Enquanto jornalista conhecia muito bem essa realidade. Daí que não esperava ter muitas surpresas ao pisar na terra rica, mas esturricada, da maior parte dessa região. Queria, isto sim, conviver de perto com famílias carentes, com pessoas que ainda nem conheciam a cidade grande e os seus costumes, com sertanejos na sua máxima pureza do canto, do aboio, da vaquejada, do cordel, da buchada, da carne de preá assada, do prato sem comida, do sorriso sem dentes, da alegria contagiante de um povo sofrido, porém infinitamente lutador e esperançoso.
Assim, tendo na cabeça tais pensamentos, Cristina arrumou as malas e tomou o avião rumo a uma dessas capitais nordestinas. Na sua bagagem muito mais material de trabalho do que propriamente roupas, pois sua intenção era também aproveitar o passeio e fazer anotações sobre os lugares por onde passasse, descrevendo as características e os modos de vida do seu povo, como num longo diário sem título nem objetivos predeterminados.

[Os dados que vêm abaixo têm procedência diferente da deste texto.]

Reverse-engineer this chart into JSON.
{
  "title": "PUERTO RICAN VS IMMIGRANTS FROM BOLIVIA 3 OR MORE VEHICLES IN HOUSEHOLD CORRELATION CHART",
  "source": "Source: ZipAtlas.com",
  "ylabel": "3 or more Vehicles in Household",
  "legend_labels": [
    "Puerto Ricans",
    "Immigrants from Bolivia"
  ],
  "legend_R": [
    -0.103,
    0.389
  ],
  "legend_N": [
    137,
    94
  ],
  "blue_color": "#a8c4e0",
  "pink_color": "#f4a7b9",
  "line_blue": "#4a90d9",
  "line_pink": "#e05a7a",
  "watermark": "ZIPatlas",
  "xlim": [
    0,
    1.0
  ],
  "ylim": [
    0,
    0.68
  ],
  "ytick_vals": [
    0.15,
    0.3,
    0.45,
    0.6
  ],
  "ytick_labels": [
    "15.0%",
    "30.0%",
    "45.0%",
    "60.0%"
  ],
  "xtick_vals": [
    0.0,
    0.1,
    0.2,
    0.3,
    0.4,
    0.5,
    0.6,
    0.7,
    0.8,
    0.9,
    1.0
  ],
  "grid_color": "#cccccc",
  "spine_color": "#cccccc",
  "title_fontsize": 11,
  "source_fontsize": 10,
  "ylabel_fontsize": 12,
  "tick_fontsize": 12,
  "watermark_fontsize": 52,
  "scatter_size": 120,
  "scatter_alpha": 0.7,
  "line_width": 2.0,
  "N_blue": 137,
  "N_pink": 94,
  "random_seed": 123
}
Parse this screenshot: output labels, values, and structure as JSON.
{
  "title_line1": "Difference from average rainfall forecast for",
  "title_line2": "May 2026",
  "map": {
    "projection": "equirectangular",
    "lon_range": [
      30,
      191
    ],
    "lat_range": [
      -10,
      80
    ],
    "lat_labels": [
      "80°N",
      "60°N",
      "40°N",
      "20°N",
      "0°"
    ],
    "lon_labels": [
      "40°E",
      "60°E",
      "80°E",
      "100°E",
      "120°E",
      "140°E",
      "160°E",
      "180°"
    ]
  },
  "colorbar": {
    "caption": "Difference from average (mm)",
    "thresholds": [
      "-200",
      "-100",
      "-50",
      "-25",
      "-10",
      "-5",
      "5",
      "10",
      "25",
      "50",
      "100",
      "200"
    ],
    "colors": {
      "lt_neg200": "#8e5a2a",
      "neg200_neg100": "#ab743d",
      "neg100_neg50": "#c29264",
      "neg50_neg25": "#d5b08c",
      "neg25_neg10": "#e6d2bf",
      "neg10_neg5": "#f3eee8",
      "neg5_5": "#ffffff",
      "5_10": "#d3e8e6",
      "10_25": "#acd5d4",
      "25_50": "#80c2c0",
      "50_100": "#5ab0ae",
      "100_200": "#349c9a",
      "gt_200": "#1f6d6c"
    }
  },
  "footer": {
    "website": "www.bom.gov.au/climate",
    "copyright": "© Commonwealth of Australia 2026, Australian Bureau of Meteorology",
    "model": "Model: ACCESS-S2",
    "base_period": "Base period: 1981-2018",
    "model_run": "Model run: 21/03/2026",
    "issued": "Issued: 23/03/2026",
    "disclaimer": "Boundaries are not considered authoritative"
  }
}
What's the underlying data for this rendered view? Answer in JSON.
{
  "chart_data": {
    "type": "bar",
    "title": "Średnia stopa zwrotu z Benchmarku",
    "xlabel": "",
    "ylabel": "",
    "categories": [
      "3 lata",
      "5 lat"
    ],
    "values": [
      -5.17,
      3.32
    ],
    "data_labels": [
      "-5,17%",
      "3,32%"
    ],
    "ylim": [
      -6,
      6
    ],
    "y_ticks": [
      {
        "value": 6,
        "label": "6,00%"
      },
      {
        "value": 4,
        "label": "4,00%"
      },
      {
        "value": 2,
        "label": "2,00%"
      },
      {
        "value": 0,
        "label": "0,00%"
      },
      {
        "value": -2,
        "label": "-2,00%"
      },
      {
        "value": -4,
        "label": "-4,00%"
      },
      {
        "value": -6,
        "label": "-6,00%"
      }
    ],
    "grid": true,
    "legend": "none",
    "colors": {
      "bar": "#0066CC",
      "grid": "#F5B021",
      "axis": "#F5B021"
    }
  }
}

Enfim, colheria o material que fosse possível, através de fotografias, gravações e filmagens, para dar validade ao que fosse sendo escrito. Jornalista tem dessas coisas, vai escrevendo e escrevendo e depois junta tudo num contexto que muitas vezes se torna em verdadeira obra-prima, não só do jornalismo, mas também do romance histórico. Beberia, quem sabe, desse vinho sagrado de Euclides da Cunha e tantos outros.
Assim que desceu no aeroporto foi logo pedindo informações sobre como poderia chegar na região tida como a mais carente e empobrecida daquele estado, pois tinha interesse em se dirigir até lá. E recebeu todas as informações que tanto necessitava, sendo-lhe indicado onde ficava a rodoviária e quais os ônibus que poderia tomar para chegar até lá.
Não demorou muito e já estava com suas bagagens no guichê comprando uma passagem rumo a Mormaço. Esta cidade, segundo lhe informaram, era tida como a capital da região mais pobre do estado.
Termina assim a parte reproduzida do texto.